0
Yorum
0
Beğeni
0,0
Puan
1199
Okunma
Yozgat, Bando, Candarma.
Çobanoğlu Hati;
Temiz Kalpli, Cahil, Dürüst,
birazda Kürt.
Okuma-Yazma;
"- Na zanım !"
Yok, amma;
Kuranı ezbere bilir.
Kısar Gözlerini Parmak ucunda,
söker.
Sallanır, söyler Sure’leri. "Hatim indirir" yani.
Hatim indirir yani.
İnanmaz Alay Komutanı;
"- Getirin İmam’ı !"
Emir, emirdir. Gelir.
"- Oku!" der, okur.
"- Dur !" der, durur.
Gösterir başka Sure’yi, hemde ortadan.
O iri, Dev Cüssesine sığmayan, kadınsı, ince, billur Sesiiyle
sallanarak Yerinde,
İnletir Mekanı Hati,
dinletir Kuran’ı.
Ben "Parlak-İstanbul’lu", Bando’da Yazıcı;
"Ünüversite-Terk, Karavana-Yıkamaz" Takımından,
Hati’nin Masabaşı’sı.
Zorunluyum belletmeye ona;
"Asker kimdir?"ç "Her ihtiyacı Devlet tarafından karşılanan Er’e, Asker denir"
Cevabını;
Noktası-Virgülüne dek ezberlenecek...
"Hazır-Ol" da söylenecek...
"Bilmemek yok!" Emir...
"- Alay Komutanının Adı nedir?"
Akşam, Kayseri’li Çavuş Cabbar
(Gaddar-mı-Gaddar)
girer Yemekhaneye, Subay Kasketiyle.
Yemek Sonu İmtehan!
"- Amanin, aman-aman !"
"- Diiik-kat!"
Herkes ayakta, Mum gibi.
"- Asker kimdir, Hati?"
Hati’de kem-küm.
"- İstanbullu-Parlak.
Hati’ye dört Tokat at!"
"- Atamam Komutanım, merhamet."
"- Vaaay, Emre Başkaldırı. Hıyanet !
Hati Oğlum. Göm bakalım Vatan Hayinine, nihayet."
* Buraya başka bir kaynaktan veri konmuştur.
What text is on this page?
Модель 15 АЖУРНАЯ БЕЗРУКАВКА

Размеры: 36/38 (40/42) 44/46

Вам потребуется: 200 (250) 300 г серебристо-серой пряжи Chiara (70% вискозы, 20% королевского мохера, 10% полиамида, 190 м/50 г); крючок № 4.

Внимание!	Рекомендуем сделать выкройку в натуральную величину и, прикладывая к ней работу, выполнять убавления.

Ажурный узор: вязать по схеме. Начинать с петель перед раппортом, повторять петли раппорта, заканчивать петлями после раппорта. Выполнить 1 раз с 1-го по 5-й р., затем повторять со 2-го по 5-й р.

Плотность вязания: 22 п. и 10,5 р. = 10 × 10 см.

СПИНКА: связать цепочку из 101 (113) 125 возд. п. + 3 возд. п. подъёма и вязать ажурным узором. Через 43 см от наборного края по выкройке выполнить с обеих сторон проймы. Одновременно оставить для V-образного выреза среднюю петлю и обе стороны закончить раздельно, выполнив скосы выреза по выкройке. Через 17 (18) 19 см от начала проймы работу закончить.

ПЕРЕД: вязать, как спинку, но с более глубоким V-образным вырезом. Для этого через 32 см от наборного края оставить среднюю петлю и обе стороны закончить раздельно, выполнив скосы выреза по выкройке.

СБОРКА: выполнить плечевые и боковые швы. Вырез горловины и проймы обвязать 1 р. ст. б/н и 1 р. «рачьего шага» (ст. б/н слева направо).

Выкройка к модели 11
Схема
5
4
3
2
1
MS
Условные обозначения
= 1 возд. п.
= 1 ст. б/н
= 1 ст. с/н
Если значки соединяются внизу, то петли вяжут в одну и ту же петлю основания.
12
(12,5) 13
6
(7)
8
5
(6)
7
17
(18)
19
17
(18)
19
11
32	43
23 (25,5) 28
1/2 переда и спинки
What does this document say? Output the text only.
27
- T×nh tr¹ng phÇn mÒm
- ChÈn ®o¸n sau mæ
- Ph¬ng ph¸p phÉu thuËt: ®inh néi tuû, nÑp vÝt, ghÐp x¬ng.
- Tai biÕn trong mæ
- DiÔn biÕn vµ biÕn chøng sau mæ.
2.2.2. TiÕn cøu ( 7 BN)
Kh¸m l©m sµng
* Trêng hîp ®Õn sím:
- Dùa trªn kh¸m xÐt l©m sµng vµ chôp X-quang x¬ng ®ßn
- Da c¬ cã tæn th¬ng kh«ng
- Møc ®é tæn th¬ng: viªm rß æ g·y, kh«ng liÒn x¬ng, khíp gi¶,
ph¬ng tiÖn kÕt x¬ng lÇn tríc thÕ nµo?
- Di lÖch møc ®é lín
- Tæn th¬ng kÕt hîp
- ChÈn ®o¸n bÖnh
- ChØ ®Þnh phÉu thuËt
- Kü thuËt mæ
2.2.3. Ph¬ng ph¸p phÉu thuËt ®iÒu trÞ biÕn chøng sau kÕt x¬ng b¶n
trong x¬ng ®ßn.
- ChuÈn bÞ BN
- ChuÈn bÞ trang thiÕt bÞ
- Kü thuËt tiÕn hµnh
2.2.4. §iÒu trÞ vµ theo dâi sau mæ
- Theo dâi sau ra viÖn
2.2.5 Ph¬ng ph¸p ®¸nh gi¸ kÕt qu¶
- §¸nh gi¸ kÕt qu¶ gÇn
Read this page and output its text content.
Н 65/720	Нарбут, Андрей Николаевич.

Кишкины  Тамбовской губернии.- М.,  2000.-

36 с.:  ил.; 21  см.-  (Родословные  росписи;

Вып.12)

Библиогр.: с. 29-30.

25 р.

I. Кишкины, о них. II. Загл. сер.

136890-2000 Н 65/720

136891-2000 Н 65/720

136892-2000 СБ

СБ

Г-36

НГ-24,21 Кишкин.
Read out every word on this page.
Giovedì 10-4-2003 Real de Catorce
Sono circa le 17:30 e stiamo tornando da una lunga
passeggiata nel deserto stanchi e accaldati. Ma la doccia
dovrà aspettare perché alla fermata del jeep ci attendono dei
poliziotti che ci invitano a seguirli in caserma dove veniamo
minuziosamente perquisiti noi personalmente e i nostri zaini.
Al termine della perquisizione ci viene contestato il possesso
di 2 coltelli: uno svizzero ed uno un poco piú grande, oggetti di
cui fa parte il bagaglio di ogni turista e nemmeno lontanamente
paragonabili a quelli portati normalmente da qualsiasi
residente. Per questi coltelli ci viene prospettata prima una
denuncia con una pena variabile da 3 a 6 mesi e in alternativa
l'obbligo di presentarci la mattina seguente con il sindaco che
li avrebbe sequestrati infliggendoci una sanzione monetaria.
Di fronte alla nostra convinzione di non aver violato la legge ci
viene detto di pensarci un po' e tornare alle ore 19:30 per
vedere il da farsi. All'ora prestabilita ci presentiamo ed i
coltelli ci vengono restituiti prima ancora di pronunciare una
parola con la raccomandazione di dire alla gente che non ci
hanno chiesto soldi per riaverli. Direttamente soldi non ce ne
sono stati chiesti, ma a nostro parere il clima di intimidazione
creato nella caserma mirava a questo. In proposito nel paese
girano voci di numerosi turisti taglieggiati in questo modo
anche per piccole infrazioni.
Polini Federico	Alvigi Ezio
Daha bitmeden Emri Çavuşun Ağzında,
Hati Havada uçar, şaklatır İstanbullu’ya;
"- Şaaak-şaaak!" Tokatı.
"- Cıma vurman, Kurban?
Eziki na vurman.
Yeriz hevli dayağı."
İki Dost,
dört Göz ağlar
İkinci Alay’ın iç Avlusunda.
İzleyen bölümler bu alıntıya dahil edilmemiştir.